Language and Multimodal Models in Sports: A Survey of Datasets and Applications
Haotian Xia, Zhengbang Yang, Yun Zhao, Yuqing Wang, Jingxi Li, Rhys Tracy, Zhuangdi Zhu, Yuan-fang Wang, Hanjie Chen, Weining Shen
TL;DR
This survey addresses the need to synthesize NLP and multimodal resources in sports by organizing post-2020 datasets into language-based, multimodal, and convertible categories. It catalogs a broad set of datasets and associated tasks—from game prediction and NER to sports QA and video understanding—highlighting key benchmarks like SportsSum, SportQA, QASports, and VREN, and discussing implications for real-time processing and personalization. The work identifies core challenges (data quality, diversity, privacy, and multimodal integration) and outlines opportunities for enthusiasts, professionals, and medical/rehabilitation domains. By mapping datasets to concrete applications and future directions, the paper provides a foundational resource for researchers and practitioners aiming to advance NLP and multimodal models in sports.
Abstract
Recent integration of Natural Language Processing (NLP) and multimodal models has advanced the field of sports analytics. This survey presents a comprehensive review of the datasets and applications driving these innovations post-2020. We overviewed and categorized datasets into three primary types: language-based, multimodal, and convertible datasets. Language-based and multimodal datasets are for tasks involving text or multimodality (e.g., text, video, audio), respectively.

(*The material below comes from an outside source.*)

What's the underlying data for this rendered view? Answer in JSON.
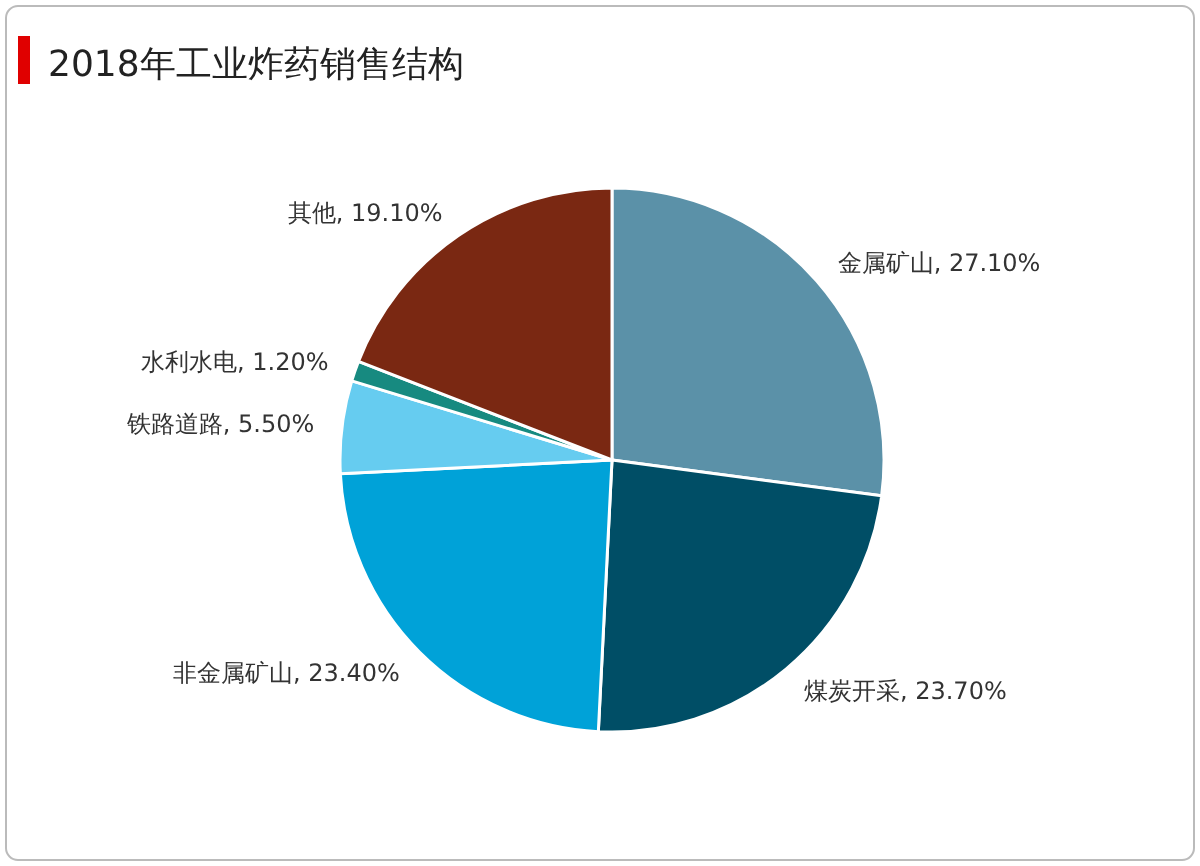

Convertible datasets, initially single-modal (video), can be enriched with additional annotations, such as explanations of actions and video descriptions, to become multimodal, offering future potential for richer and more diverse applications. Our study highlights the contributions of these datasets to various applications, from improving fan experiences to supporting tactical analysis and medical diagnostics. We also discuss the challenges and future directions in dataset development, emphasizing the need for diverse, high-quality data to support real-time processing and personalized user experiences. This survey provides a foundational resource for researchers and practitioners aiming to leverage NLP and multimodal models in sports, offering insights into current trends and future opportunities in the field.